It was only "a matter of time" before the North develops a fully-operational, nuclear-tipped missile capable of hitting the US, it said.

And at that point, it concluded gloomily, the answer "may not be yes".

There remain doubts whether the North has mastered the technology needed for a missile warhead to survive re-entry into the Earth's atmosphere, or if it can miniaturise a nuclear weapon to fit into a nose cone.

But it claims to have done so, and has undoubtedly made rapid technological advances since Kim Jong Un came to power in 2011, with the young leader overseeing three nuclear tests and a string of missile launches.

The North has for decades demanded the US sign a peace treaty with Pyongyang and withdraw its troops from the South.

Visiting US politicians always pledge that Washington is committed to the alliance - Vice-President Mike Pence, who toured the Demilitarized Zone that divides the two Koreas in April, called it "ironclad and immutable".

But South Korea's top-selling daily Chosun Ilbo questioned those reassurances following the ICBM test.

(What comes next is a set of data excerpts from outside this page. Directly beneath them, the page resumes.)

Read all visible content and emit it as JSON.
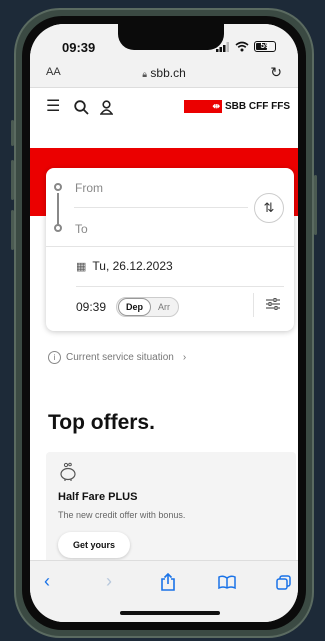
{
  "status_bar": {
    "time": "09:39",
    "battery": "59"
  },
  "browser": {
    "text_size_label": "AA",
    "url": "sbb.ch",
    "reload_icon": "reload-icon"
  },
  "header": {
    "logo_text": "SBB CFF FFS",
    "menu_icon": "hamburger-icon",
    "search_icon": "search-icon",
    "account_icon": "user-icon"
  },
  "timetable": {
    "from_placeholder": "From",
    "to_placeholder": "To",
    "date": "Tu, 26.12.2023",
    "time": "09:39",
    "mode_options": [
      "Dep",
      "Arr"
    ],
    "selected_mode": "Dep"
  },
  "service": {
    "label": "Current service situation"
  },
  "offers": {
    "heading": "Top offers.",
    "cards": [
      {
        "title": "Half Fare PLUS",
        "description": "The new credit offer with bonus.",
        "button": "Get yours"
      }
    ]
  },
  "colors": {
    "brand_red": "#eb0000",
    "link_blue": "#1a73e8"
  }
}
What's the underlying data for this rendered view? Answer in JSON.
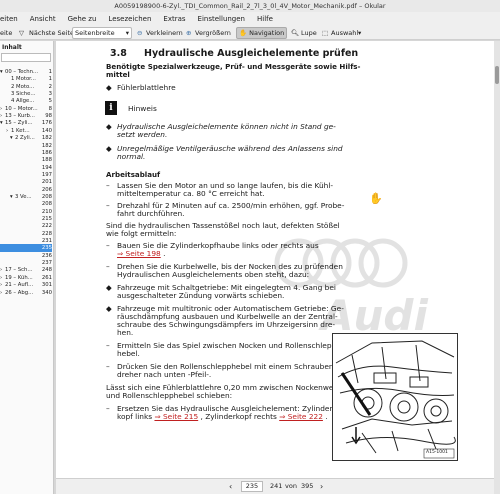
{
  "window": {
    "title": "A0059198900-6-Zyl._TDI_Common_Rail_2_7l_3_0l_4V_Motor_Mechanik.pdf – Okular"
  },
  "menu": [
    "eiten",
    "Ansicht",
    "Gehe zu",
    "Lesezeichen",
    "Extras",
    "Einstellungen",
    "Hilfe"
  ],
  "toolbar": {
    "prev": "eite",
    "next": "Nächste Seite",
    "width_mode": "Seitenbreite",
    "zoom_out": "Verkleinern",
    "zoom_in": "Vergrößern",
    "navigation": "Navigation",
    "lupe": "Lupe",
    "select": "Auswahl"
  },
  "sidebar": {
    "title": "Inhalt",
    "rows": [
      {
        "label": "00 – Techn...",
        "page": "1"
      },
      {
        "label": "1 Motor...",
        "page": "1"
      },
      {
        "label": "2 Moto...",
        "page": "2"
      },
      {
        "label": "3 Siche...",
        "page": "3"
      },
      {
        "label": "4 Allge...",
        "page": "5"
      },
      {
        "label": "10 – Motor...",
        "page": "8"
      },
      {
        "label": "13 – Kurb...",
        "page": "98"
      },
      {
        "label": "15 – Zyli...",
        "page": "176"
      },
      {
        "label": "1 Ket...",
        "page": "140"
      },
      {
        "label": "2 Zyli...",
        "page": "182"
      },
      {
        "label": "",
        "page": "182"
      },
      {
        "label": "",
        "page": "186"
      },
      {
        "label": "",
        "page": "188"
      },
      {
        "label": "",
        "page": "194"
      },
      {
        "label": "",
        "page": "197"
      },
      {
        "label": "",
        "page": "201"
      },
      {
        "label": "",
        "page": "206"
      },
      {
        "label": "3 Ve...",
        "page": "208"
      },
      {
        "label": "",
        "page": "208"
      },
      {
        "label": "",
        "page": "210"
      },
      {
        "label": "",
        "page": "215"
      },
      {
        "label": "",
        "page": "222"
      },
      {
        "label": "",
        "page": "228"
      },
      {
        "label": "",
        "page": "231"
      },
      {
        "label": "",
        "page": "235"
      },
      {
        "label": "",
        "page": "236"
      },
      {
        "label": "",
        "page": "237"
      },
      {
        "label": "17 – Sch...",
        "page": "248"
      },
      {
        "label": "19 – Küh...",
        "page": "261"
      },
      {
        "label": "21 – Aufl...",
        "page": "301"
      },
      {
        "label": "26 – Abg...",
        "page": "340"
      }
    ]
  },
  "doc": {
    "section_num": "3.8",
    "section_title": "Hydraulische Ausgleichelemente prüfen",
    "tools_l1": "Benötigte Spezialwerkzeuge, Prüf- und Messgeräte sowie Hilfs-",
    "tools_l2": "mittel",
    "bullet1": "Fühlerblattlehre",
    "hinweis": "Hinweis",
    "hin1_l1": "Hydraulische Ausgleichelemente können nicht in Stand ge-",
    "hin1_l2": "setzt werden.",
    "hin2_l1": "Unregelmäßige Ventilgeräusche während des Anlassens sind",
    "hin2_l2": "normal.",
    "arbeitsablauf": "Arbeitsablauf",
    "s1_l1": "Lassen Sie den Motor an und so lange laufen, bis die Kühl-",
    "s1_l2": "mitteltemperatur ca. 80 °C erreicht hat.",
    "s2_l1": "Drehzahl für 2 Minuten auf ca. 2500/min erhöhen, ggf. Probe-",
    "s2_l2": "fahrt durchführen.",
    "p1_l1": "Sind die hydraulischen Tassenstößel noch laut, defekten Stößel",
    "p1_l2": "wie folgt ermitteln:",
    "s3_l1": "Bauen Sie die Zylinderkopfhaube links oder rechts aus",
    "s3_link": "⇒ Seite 198",
    "s3_end": " .",
    "s4_l1": "Drehen Sie die Kurbelwelle, bis der Nocken des zu prüfenden",
    "s4_l2": "Hydraulischen Ausgleichelements oben steht, dazu:",
    "b2_l1": "Fahrzeuge mit Schaltgetriebe: Mit eingelegtem 4. Gang bei",
    "b2_l2": "ausgeschalteter Zündung vorwärts schieben.",
    "b3_l1": "Fahrzeuge mit multitronic oder Automatischem Getriebe: Ge-",
    "b3_l2": "räuschdämpfung ausbauen und Kurbelwelle an der Zentral-",
    "b3_l3": "schraube des Schwingungsdämpfers im Uhrzeigersinn dre-",
    "b3_l4": "hen.",
    "s5_l1": "Ermitteln Sie das Spiel zwischen Nocken und Rollenschlepp-",
    "s5_l2": "hebel.",
    "s6_l1": "Drücken Sie den Rollenschlepphebel mit einem Schrauben-",
    "s6_l2": "dreher nach unten -Pfeil-.",
    "p2_l1": "Lässt sich eine Fühlerblattlehre 0,20 mm zwischen Nockenwelle",
    "p2_l2": "und Rollenschlepphebel schieben:",
    "s7_l1": "Ersetzen Sie das Hydraulische Ausgleichelement: Zylinder-",
    "s7_l2": "kopf links ",
    "s7_link1": "⇒ Seite 215",
    "s7_mid": " , Zylinderkopf rechts ",
    "s7_link2": "⇒ Seite 222",
    "s7_end": " .",
    "dash": "–",
    "diamond": "◆",
    "figure_code": "A15-1001",
    "watermark": "Audi"
  },
  "status": {
    "current_page": "235",
    "page_label": "241",
    "of": "von",
    "total": "395"
  }
}
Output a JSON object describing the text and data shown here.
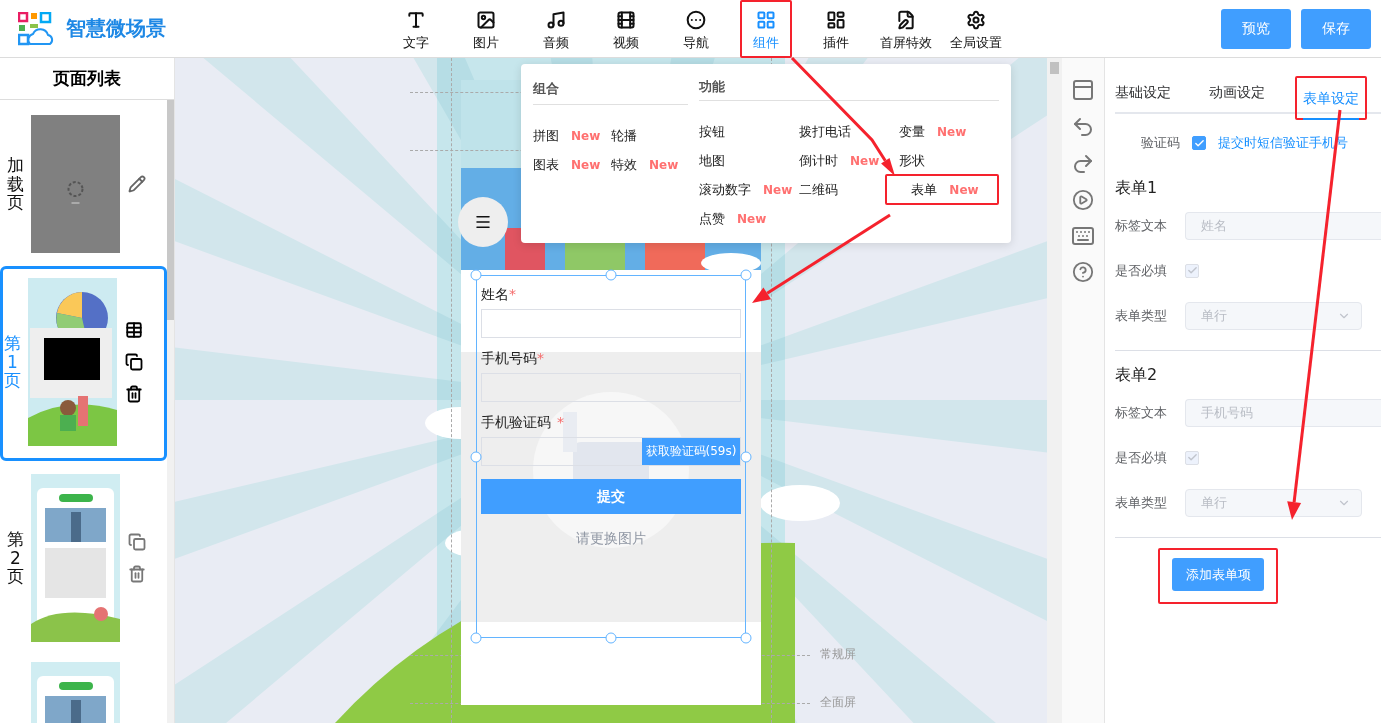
{
  "app": {
    "title": "智慧微场景"
  },
  "toolbar": [
    {
      "label": "文字",
      "selected": false,
      "annotated": false
    },
    {
      "label": "图片",
      "selected": false,
      "annotated": false
    },
    {
      "label": "音频",
      "selected": false,
      "annotated": false
    },
    {
      "label": "视频",
      "selected": false,
      "annotated": false
    },
    {
      "label": "导航",
      "selected": false,
      "annotated": false
    },
    {
      "label": "组件",
      "selected": true,
      "annotated": true
    },
    {
      "label": "插件",
      "selected": false,
      "annotated": false
    },
    {
      "label": "首屏特效",
      "selected": false,
      "annotated": false
    },
    {
      "label": "全局设置",
      "selected": false,
      "annotated": false
    }
  ],
  "header_buttons": [
    "预览",
    "保存"
  ],
  "page_list": {
    "title": "页面列表",
    "pages": [
      {
        "kind": "loading",
        "label": "加载页",
        "selected": false
      },
      {
        "kind": "page",
        "label": "第1页",
        "selected": true
      },
      {
        "kind": "page",
        "label": "第2页",
        "selected": false
      },
      {
        "kind": "page",
        "selected": false
      }
    ]
  },
  "component_menu": {
    "groups": [
      {
        "title": "组合",
        "kind": "pair",
        "items": [
          {
            "label": "拼图",
            "badge": "New",
            "annotated": false
          },
          {
            "label": "轮播",
            "annotated": false
          },
          {
            "label": "图表",
            "badge": "New",
            "annotated": false
          },
          {
            "label": "特效",
            "badge": "New",
            "annotated": false
          }
        ]
      },
      {
        "title": "功能",
        "kind": "triple",
        "items": [
          {
            "label": "按钮",
            "annotated": false
          },
          {
            "label": "拨打电话",
            "annotated": false
          },
          {
            "label": "变量",
            "badge": "New",
            "annotated": false
          },
          {
            "label": "地图",
            "annotated": false
          },
          {
            "label": "倒计时",
            "badge": "New",
            "annotated": false
          },
          {
            "label": "形状",
            "annotated": false
          },
          {
            "label": "滚动数字",
            "badge": "New",
            "annotated": false
          },
          {
            "label": "二维码",
            "annotated": false
          },
          {
            "label": "表单",
            "badge": "New",
            "annotated": true
          },
          {
            "label": "点赞",
            "badge": "New",
            "annotated": false
          }
        ]
      }
    ]
  },
  "canvas": {
    "image_placeholder": "请更换图片",
    "guides": [
      "常规屏",
      "全面屏"
    ]
  },
  "form": {
    "fields": [
      {
        "kind": "text",
        "label": "姓名",
        "mark": "*"
      },
      {
        "kind": "text",
        "label": "手机号码",
        "mark": "*"
      },
      {
        "kind": "code",
        "label": "手机验证码",
        "mark": "*",
        "button": "获取验证码(59s)"
      }
    ],
    "submit": "提交"
  },
  "settings": {
    "tabs": [
      {
        "label": "基础设定",
        "selected": false,
        "annotated": false
      },
      {
        "label": "动画设定",
        "selected": false,
        "annotated": false
      },
      {
        "label": "表单设定",
        "selected": true,
        "annotated": true
      }
    ],
    "verification": {
      "label": "验证码",
      "checked": true,
      "text": "提交时短信验证手机号"
    },
    "forms": [
      {
        "title": "表单1",
        "label_caption": "标签文本",
        "label_placeholder": "姓名",
        "required_caption": "是否必填",
        "required": true,
        "disabled": true,
        "type_caption": "表单类型",
        "type_value": "单行"
      },
      {
        "title": "表单2",
        "label_caption": "标签文本",
        "label_placeholder": "手机号码",
        "required_caption": "是否必填",
        "required": true,
        "disabled": true,
        "type_caption": "表单类型",
        "type_value": "单行"
      }
    ],
    "add_button": {
      "label": "添加表单项",
      "annotated": true
    }
  }
}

It was "hard to expect the US to help the South" if that risked a nuclear attack on America, it said in an editorial Monday, and followed up Tuesday warning: "The worst-case scenario is US troops withdrawing from the Korean peninsula.

"That is what North Korea ultimately wants," it added. "For South Koreans who have grown used to decades of protection from the US Forces Korea, that prospect is almost unimaginable. But the reality is that things are heading in that very direction."


At the same time, South Koreans fear the possibility of a pre-emptive strike by the US against the North, which could trigger devastating consequences even without Pyongyang resorting to nuclear weapons.

It has massed conventional artillery within range of Seoul, which could inflict catastrophic damage on the capital before being neutralised.

The US has hardened its stance over the North since Friday's test, with its ambassador to the UN, Nikki Haley, saying: "The time for talk is over."

Influential US Senator Lindsey Graham said on Tuesday that President Donald Trump had told him he would go to war to prevent Pyongyang developing a long-range nuclear-armed missile, even if that meant disaster for the peninsula.

"He's got to choose between homeland security and regional stability," Graham said in an interview with NBC.

"If there's going to be a war to stop him, it will be over there. If thousands die, they're going to die over there. They're not going to die here. And he has told me that to my face."

Experts say a months-long conflict on the Korean peninsula, even using only conventional arms, could leave a million dead or injured before US and South Korean forces prevailed.

Secretary of State Rex Tillerson later insisted the US was not trying to topple the Kim regime. "We are not your enemy. We're not your threat, but you are presenting an unacceptable threat to us, and we have to respond," he said.

Jeung Young Tae, director of military studies at the South's Dongyang University, said Pyongyang had crossed a "red line" with its latest missile achievements.

"Whether we want it or not, the risk of unilateral military action by the US cannot be ruled out at this point," Mr Jeung told AFP. The possibility of a military conflict was "bigger than ever before", he added.

Some observers fear an "August crisis".

Later this month the South and US are due to begin an annual joint army drill long criticised as a rehearsal for invasion by the North - which could respond with a major provocation.